Chuck hasn’t noticed and takes up the story. ‘And then, because I happened to turn up to look at his paintings—’
Gordon interrupts. ‘To look at his paintings , you say?’
‘Mmmmm hmmmm. Obviously that divine body was on display too,’ Chuck replies, fluttering his hands to denote perfection. ‘Anyway, there were all these cats and kittens lying about and Jean-Claude was scooping them up with tears running down his face while he did it. Said he didn’t know if they were dead or sleeping. When he had filled the sack I went with him to the cliff. He put in two big rocks and by the way he was carrying on I thought he might hurl himself off after them.’

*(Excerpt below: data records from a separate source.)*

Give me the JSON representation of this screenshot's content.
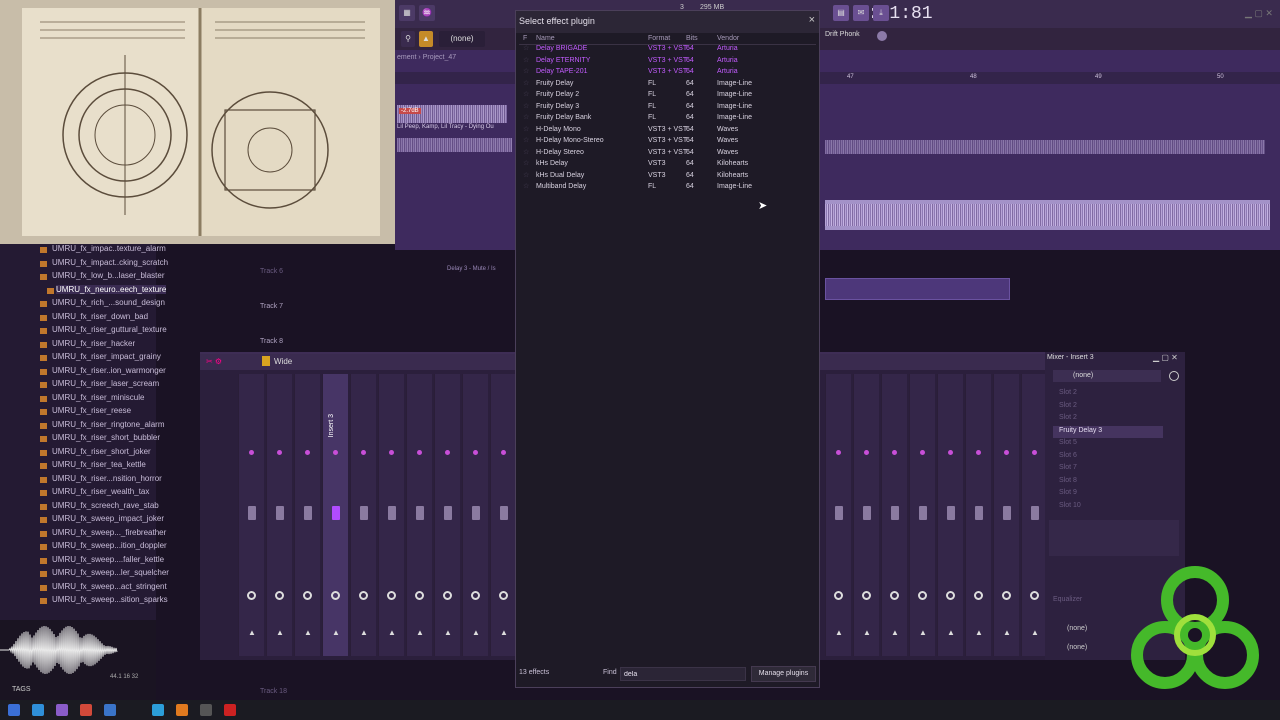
{
  "dialog": {
    "title": "Select effect plugin",
    "close_glyph": "×",
    "headers": {
      "fav": "F",
      "name": "Name",
      "format": "Format",
      "bits": "Bits",
      "vendor": "Vendor"
    },
    "rows": [
      {
        "name": "Delay BRIGADE",
        "format": "VST3 + VST",
        "bits": "64",
        "vendor": "Arturia",
        "style": "arturia"
      },
      {
        "name": "Delay ETERNITY",
        "format": "VST3 + VST",
        "bits": "64",
        "vendor": "Arturia",
        "style": "arturia"
      },
      {
        "name": "Delay TAPE-201",
        "format": "VST3 + VST",
        "bits": "64",
        "vendor": "Arturia",
        "style": "arturia"
      },
      {
        "name": "Fruity Delay",
        "format": "FL",
        "bits": "64",
        "vendor": "Image-Line",
        "style": "normal"
      },
      {
        "name": "Fruity Delay 2",
        "format": "FL",
        "bits": "64",
        "vendor": "Image-Line",
        "style": "normal"
      },
      {
        "name": "Fruity Delay 3",
        "format": "FL",
        "bits": "64",
        "vendor": "Image-Line",
        "style": "normal"
      },
      {
        "name": "Fruity Delay Bank",
        "format": "FL",
        "bits": "64",
        "vendor": "Image-Line",
        "style": "normal"
      },
      {
        "name": "H-Delay Mono",
        "format": "VST3 + VST",
        "bits": "64",
        "vendor": "Waves",
        "style": "normal"
      },
      {
        "name": "H-Delay Mono-Stereo",
        "format": "VST3 + VST",
        "bits": "64",
        "vendor": "Waves",
        "style": "normal"
      },
      {
        "name": "H-Delay Stereo",
        "format": "VST3 + VST",
        "bits": "64",
        "vendor": "Waves",
        "style": "normal"
      },
      {
        "name": "kHs Delay",
        "format": "VST3",
        "bits": "64",
        "vendor": "Kilohearts",
        "style": "normal"
      },
      {
        "name": "kHs Dual Delay",
        "format": "VST3",
        "bits": "64",
        "vendor": "Kilohearts",
        "style": "normal"
      },
      {
        "name": "Multiband Delay",
        "format": "FL",
        "bits": "64",
        "vendor": "Image-Line",
        "style": "normal"
      }
    ],
    "count_label": "13 effects",
    "find_label": "Find",
    "find_value": "dela",
    "manage_label": "Manage plugins"
  },
  "toolbar": {
    "time": "1:01:81",
    "pattern": "(none)",
    "project": "Project_47",
    "breadcrumb_prefix": "ement",
    "memory": "295 MB",
    "cpu_digit": "3",
    "drift": "Drift Phonk"
  },
  "playlist": {
    "tracks": [
      "Track 6",
      "Track 7",
      "Track 8",
      "Track 18"
    ],
    "clip_label": "Lil Peep, Kamp, Lil Tracy - Dying Ou",
    "clip_gain": "-2.7dB",
    "delay_clip": "Delay 3 - Mute / Is",
    "bar_numbers": [
      "47",
      "48",
      "49",
      "50"
    ]
  },
  "browser": {
    "items": [
      "UMRU_fx_impac..texture_alarm",
      "UMRU_fx_impact..cking_scratch",
      "UMRU_fx_low_b...laser_blaster",
      "UMRU_fx_neuro..eech_texture",
      "UMRU_fx_rich_...sound_design",
      "UMRU_fx_riser_down_bad",
      "UMRU_fx_riser_guttural_texture",
      "UMRU_fx_riser_hacker",
      "UMRU_fx_riser_impact_grainy",
      "UMRU_fx_riser..ion_warmonger",
      "UMRU_fx_riser_laser_scream",
      "UMRU_fx_riser_miniscule",
      "UMRU_fx_riser_reese",
      "UMRU_fx_riser_ringtone_alarm",
      "UMRU_fx_riser_short_bubbler",
      "UMRU_fx_riser_short_joker",
      "UMRU_fx_riser_tea_kettle",
      "UMRU_fx_riser...nsition_horror",
      "UMRU_fx_riser_wealth_tax",
      "UMRU_fx_screech_rave_stab",
      "UMRU_fx_sweep_impact_joker",
      "UMRU_fx_sweep..._firebreather",
      "UMRU_fx_sweep...ition_doppler",
      "UMRU_fx_sweep....faller_kettle",
      "UMRU_fx_sweep...ler_squelcher",
      "UMRU_fx_sweep...act_stringent",
      "UMRU_fx_sweep...sition_sparks"
    ],
    "selected_index": 3,
    "tags_label": "TAGS",
    "sample_info": "44.1 16 32"
  },
  "mixer": {
    "preset": "Wide",
    "selected_insert": "Insert 3"
  },
  "insert_panel": {
    "title": "Mixer - Insert 3",
    "preset": "(none)",
    "slots": [
      "Slot 2",
      "Slot 2",
      "Slot 2",
      "Fruity Delay 3",
      "Slot 5",
      "Slot 6",
      "Slot 7",
      "Slot 8",
      "Slot 9",
      "Slot 10"
    ],
    "active_slot": 3,
    "equalizer": "Equalizer",
    "route_a": "(none)",
    "route_b": "(none)"
  },
  "colors": {
    "arturia": "#c35cff",
    "accent": "#b14cff"
  }
}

‘Bloody should have done.’ George can’t seem to help himself and Big Grace asks in an urgent and audible whisper, ‘What is the situation with the Frenchman this year? I take it he’s not here?’
‘Nature Boy has been and gone, thank Christ…’ George replies.

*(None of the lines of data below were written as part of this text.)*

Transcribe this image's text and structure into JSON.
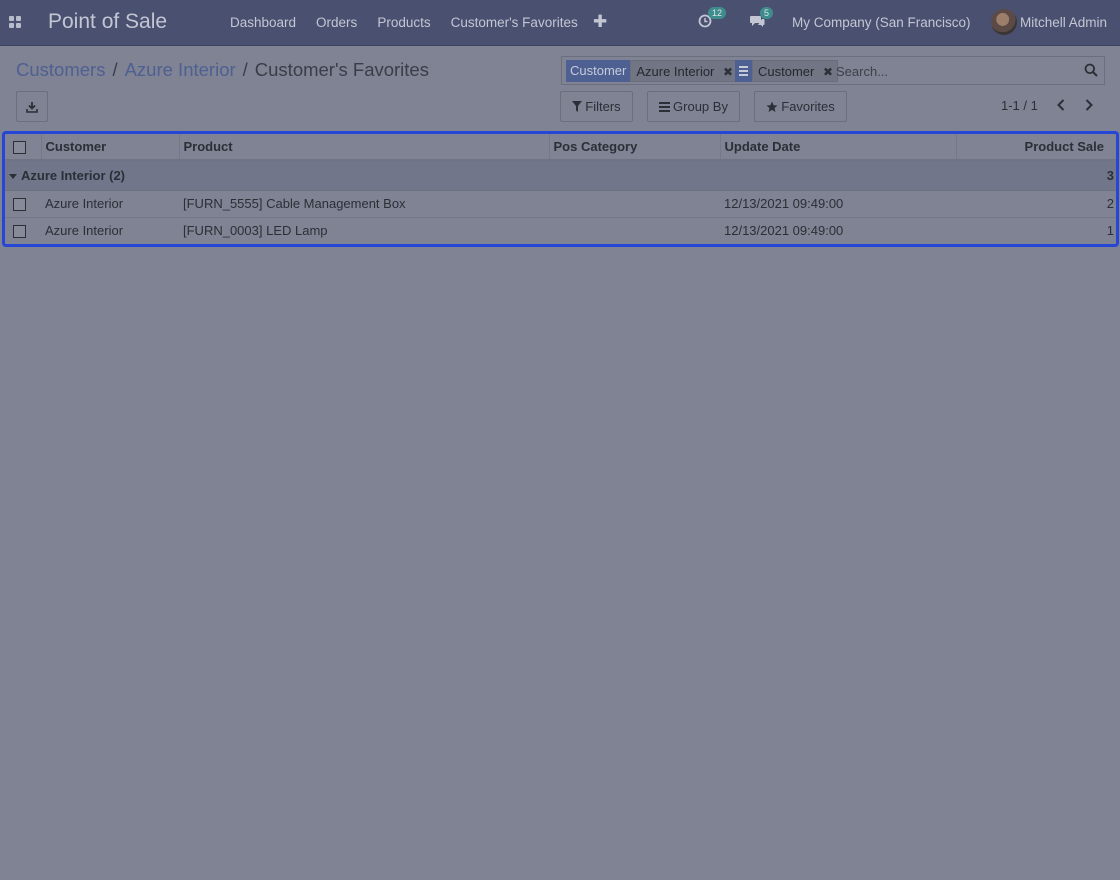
{
  "navbar": {
    "app_name": "Point of Sale",
    "menu": [
      "Dashboard",
      "Orders",
      "Products",
      "Customer's Favorites"
    ],
    "activity_count": "12",
    "message_count": "5",
    "company": "My Company (San Francisco)",
    "user": "Mitchell Admin"
  },
  "breadcrumb": {
    "items": [
      "Customers",
      "Azure Interior"
    ],
    "current": "Customer's Favorites"
  },
  "search": {
    "facets": [
      {
        "label": "Customer",
        "value": "Azure Interior"
      },
      {
        "label": "",
        "value": "Customer"
      }
    ],
    "placeholder": "Search..."
  },
  "controls": {
    "filters_label": "Filters",
    "groupby_label": "Group By",
    "favorites_label": "Favorites",
    "pager_value": "1-1 / 1"
  },
  "table": {
    "columns": [
      "Customer",
      "Product",
      "Pos Category",
      "Update Date",
      "Product Sale"
    ],
    "groups": [
      {
        "label": "Azure Interior (2)",
        "total": "3",
        "rows": [
          {
            "customer": "Azure Interior",
            "product": "[FURN_5555] Cable Management Box",
            "pos_category": "",
            "update_date": "12/13/2021 09:49:00",
            "product_sale": "2"
          },
          {
            "customer": "Azure Interior",
            "product": "[FURN_0003] LED Lamp",
            "pos_category": "",
            "update_date": "12/13/2021 09:49:00",
            "product_sale": "1"
          }
        ]
      }
    ]
  },
  "colors": {
    "navbar": "#4a5170",
    "background": "#7f8393",
    "link": "#4e5f91",
    "focus_border": "#2646d6",
    "badge": "#3f8c8c"
  }
}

Charmian hasn’t yet caught on to the change in the weather. She’s too busy leaning down to hear whatever it is this Gregory is telling her.
George points a prosecuting finger straight at his wife. ‘Yes, Nature Boy’s departed but look at her now. Like a fucking great praying mantis…’
I almost choke on a mouthful of wine as Big Grace joins in. ‘She’s barely spoken to me since I got here. I’ve been wondering if I’ve offended her somehow, but I guess it’s always been men who turn her on, and not women like me.’ She throws a suffering glance Charmian’s way.
I can’t let her get away with it. ‘I’m not a man,’ I say. ‘And she always has plenty of time for me, and for my mother before me.’
Charmian seems to have caught the tailwind and snaps to attention.
‘Oh yes, my wife likes playing mother to little Ricky here,’ George announces, swaying and clearing his throat. Charmian flinches. He raises the volume. ‘Yeah, well there’s a bloody special reason for that, isn’t there, Charm?’
Charmian has lost the colour from her face, apart from her eyes which are astonishingly green. She reaches to steady herself on the back of Gregory Corso’s chair.
‘Don’t you dare, George,’ she hisses.
Again he clears his throat and she lurches to silence him, her hand raised to slap his face. Big Grace springs from her seat. Maybe I imagine that she snarls.
Charmian lets her hand fall and turns on her heel.
‘Yeah, off she goes like Lady bloody Macbeth…’ George jeers as she flees with a napkin pressed to her face.
‘Don’t worry, darling. Little Ricky of Bayswater is the only one letting a cat out of a bag today,’ he hollers after her.
There’s something of the exclusive club about the writers’ community and we’re a little nervous the first time we arrive at Chuck and Gordon’s. I’m all dressed up in one of the petticoats that Magda has started to sell behind Lagoudera, the bodice patterned with dye made from beetroots and onions and ruffled with lace she’s dipped in a tub of Indian tea. Jimmy wears his one and only tie loosely knotted, his best poem in the pocket of his trousers.
The rooms of Gordon Merrick’s house are like something from a magazine, with perfectly placed rugs and paintings and exotic objets he and Chuck have collected on their travels. Through an archway lies a tantalising glimpse of warm polished boards and a lamp beside a velvet-canopied day bed, rose-coloured cushions, an entire glowing wall of leather-bound books. We barely linger, lured on by the scent of roasting lamb and rosemary, and in the courtyard Chuck trots over in his colourful shirt, demanding I twirl because he knows Magda made my dress.
Jimmy checks his pocket, yet again, for the dog-eared copy of Ambit with his dystopian poem on page eleven.